Basbousa Bel Ashta (Semolina Cake With Ashta Cream Filling)
This version of basbousa is filled with a rich clotted cream and drenched in a rose-scented syrup.
Most of Koueider’s locations feature a storefront with a counter where you tell the staff what size box you want and then ask them to fill it with the treats on display—they’re meant to be takeout only, though some of the mall stores have tables and seats.
There are actually two Koueiders in Cairo across the street from each other—one for the pastries and the other for ice creams in traditional flavors like pistachio, mastic, and strawberry. They’re known as booza, Egyptian ”fluffy ice cream, not custard-based ice cream,” she notes, and they are absolutely worth sampling if you’re in the area.
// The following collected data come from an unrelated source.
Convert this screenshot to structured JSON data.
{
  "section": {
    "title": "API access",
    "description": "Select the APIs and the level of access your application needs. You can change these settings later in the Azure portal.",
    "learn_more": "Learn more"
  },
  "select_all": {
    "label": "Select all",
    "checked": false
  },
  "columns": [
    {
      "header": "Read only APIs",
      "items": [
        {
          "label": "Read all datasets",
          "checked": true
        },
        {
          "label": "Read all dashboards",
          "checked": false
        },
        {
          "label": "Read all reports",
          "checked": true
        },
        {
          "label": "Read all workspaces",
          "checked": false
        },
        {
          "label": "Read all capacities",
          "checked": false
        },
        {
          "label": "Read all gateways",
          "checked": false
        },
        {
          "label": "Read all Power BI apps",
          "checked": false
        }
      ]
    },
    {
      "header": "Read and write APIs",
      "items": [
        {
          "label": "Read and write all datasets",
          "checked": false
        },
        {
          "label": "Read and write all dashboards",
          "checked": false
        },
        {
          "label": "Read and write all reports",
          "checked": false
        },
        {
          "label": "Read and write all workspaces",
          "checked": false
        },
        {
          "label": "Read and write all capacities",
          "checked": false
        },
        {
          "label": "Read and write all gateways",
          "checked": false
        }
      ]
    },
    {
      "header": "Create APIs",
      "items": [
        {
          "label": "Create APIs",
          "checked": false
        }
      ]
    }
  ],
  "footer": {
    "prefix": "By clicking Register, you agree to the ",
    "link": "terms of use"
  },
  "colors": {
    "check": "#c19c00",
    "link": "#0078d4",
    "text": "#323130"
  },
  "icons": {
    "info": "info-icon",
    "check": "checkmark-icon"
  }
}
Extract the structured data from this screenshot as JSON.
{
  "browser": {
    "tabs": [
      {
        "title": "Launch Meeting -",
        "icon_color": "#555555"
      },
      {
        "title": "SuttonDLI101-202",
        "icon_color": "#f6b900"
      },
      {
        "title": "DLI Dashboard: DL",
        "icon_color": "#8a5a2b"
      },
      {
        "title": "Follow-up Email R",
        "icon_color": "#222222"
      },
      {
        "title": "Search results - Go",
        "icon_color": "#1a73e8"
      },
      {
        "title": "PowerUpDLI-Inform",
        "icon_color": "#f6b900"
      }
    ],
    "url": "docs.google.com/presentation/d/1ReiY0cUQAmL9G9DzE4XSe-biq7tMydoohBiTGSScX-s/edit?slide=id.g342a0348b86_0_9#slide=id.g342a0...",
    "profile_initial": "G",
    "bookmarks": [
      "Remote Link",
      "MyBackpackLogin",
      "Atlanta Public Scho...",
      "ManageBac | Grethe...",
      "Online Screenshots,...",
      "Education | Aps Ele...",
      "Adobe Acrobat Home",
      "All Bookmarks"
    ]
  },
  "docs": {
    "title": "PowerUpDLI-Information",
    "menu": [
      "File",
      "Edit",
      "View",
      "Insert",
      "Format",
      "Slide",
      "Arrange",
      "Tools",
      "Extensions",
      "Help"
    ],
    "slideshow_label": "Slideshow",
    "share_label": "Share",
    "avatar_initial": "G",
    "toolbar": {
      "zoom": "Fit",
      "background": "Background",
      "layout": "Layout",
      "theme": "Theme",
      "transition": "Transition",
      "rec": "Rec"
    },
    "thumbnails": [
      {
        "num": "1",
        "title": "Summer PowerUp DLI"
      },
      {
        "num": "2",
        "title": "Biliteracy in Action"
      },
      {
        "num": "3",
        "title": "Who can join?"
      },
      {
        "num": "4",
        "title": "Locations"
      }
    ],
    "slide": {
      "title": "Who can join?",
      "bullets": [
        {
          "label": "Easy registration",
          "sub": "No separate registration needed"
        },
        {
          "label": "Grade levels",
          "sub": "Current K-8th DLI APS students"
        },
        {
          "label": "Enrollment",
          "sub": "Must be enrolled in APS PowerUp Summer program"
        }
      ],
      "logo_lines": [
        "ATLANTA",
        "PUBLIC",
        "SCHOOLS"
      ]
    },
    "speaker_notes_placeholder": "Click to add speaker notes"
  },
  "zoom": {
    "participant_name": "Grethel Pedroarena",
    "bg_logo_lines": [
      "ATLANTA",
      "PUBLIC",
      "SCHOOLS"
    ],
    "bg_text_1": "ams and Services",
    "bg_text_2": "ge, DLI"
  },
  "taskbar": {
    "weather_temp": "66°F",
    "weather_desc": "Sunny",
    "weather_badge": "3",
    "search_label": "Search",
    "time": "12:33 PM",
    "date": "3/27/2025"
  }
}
Mansour, however, still goes back to the same blue-and-white-tiled Koueider in Heliopolis, where the founder’s photograph has always hung on the wall as if he’s still watching over the place.
Markets
Khan el-Khalili
El-Gamaleya, El Gamaliya, Cairo Governorate 4331302
No Website
You can’t go to Cairo without experiencing an Egyptian souk, a heady cacophony of hawking and haggling over everything from colorful fabrics to household necessities. And then there are the spice markets, where the whole color spectrum seems to be represented in the mounds of powders and dried plants in plastic tubs arranged in tiers along the front of each seller’s stall. Most are in Old Cairo, but the most picturesque may be Khan el-Khalili, where you can shop for ornate lamps and brass platters under moody Islamic arches and soaring minarets that send out the calls for prayer.
“If you want a taste of life in Old Cairo, you have to visit the spice market, the gold market, the silver market, and the leather market in Khan el-Khalili in the oldest district in Cairo,” says Mansour. “It’s a cobblestone street, it’s rowdy, it’s loud, it’s crazy, but it’s an incredible mix of alluring senses.” There, the smell of tannins from the leather market mingles with the spice market’s prickly scent of cumin and mastic and the perfume-y fragrance of anise and hibiscus, all as you munch on a steaming, savory kebab from a street cart. “It’s the heart of Cairo,” says Mansour.
Mansour says 90% of the spices in her pantry come from Cairo’s markets, but strongly recommends that you make sure that what you buy and intend to take back to your home country is vacuum-sealed. This way, you won’t have to explain to customs on your return home about any insects that infested your spices.
“If you tell the vendor you’re traveling, they will give you vacuum-sealed packets,” she says.
Street Food
The city’s street food options have changed since the Arab Spring, according to Mansour. What used to be simple, colorfully painted carts have become bigger carts or stalls that now include tables and chairs in the street where you sit down and wait for your food to be brought to you.
At these places, Mansour likes to order ful medames (stewed fava beans), ta’ameyah (Egyptian falafel), Egyptian-spiced potato chips, and Egyptian-spiced pickles (a popular spice blend in Egypt is dukkah, which is a mixture of sesame, cumin, coriander, black pepper, salt, and pounded hazelnuts). Or she might order shawarma, which has become a huge thing in Cairo street food over the last decade—the Egyptian variant is made with an onion-juice marinade and is served not in a flatbread but in a brioche roll, a nod to the country’s Greek and Italian influences, she says.
“Egyptian shawarma is amazing, and they make the bread from scratch, and usually it has a lot of tahini, not hummus, which is a Palestinian and Syrian thing,” she says.
Mansour doesn’t have a particular place she goes for shawarma and recommends visitors go out and find their own favorite. “It’s very hard to find a bad shawarma place in Cairo right now because the competition’s so fierce,” she says.
Going the Extra Nile
One final word of advice: If you want to get the full Egyptian food experience, steer clear of the set-lunch tourist traps that come with the Pyramid tours. Instead, take these tips from our resident local, Nermine Mansour, to heart and learn to eat like the Cairenes really do.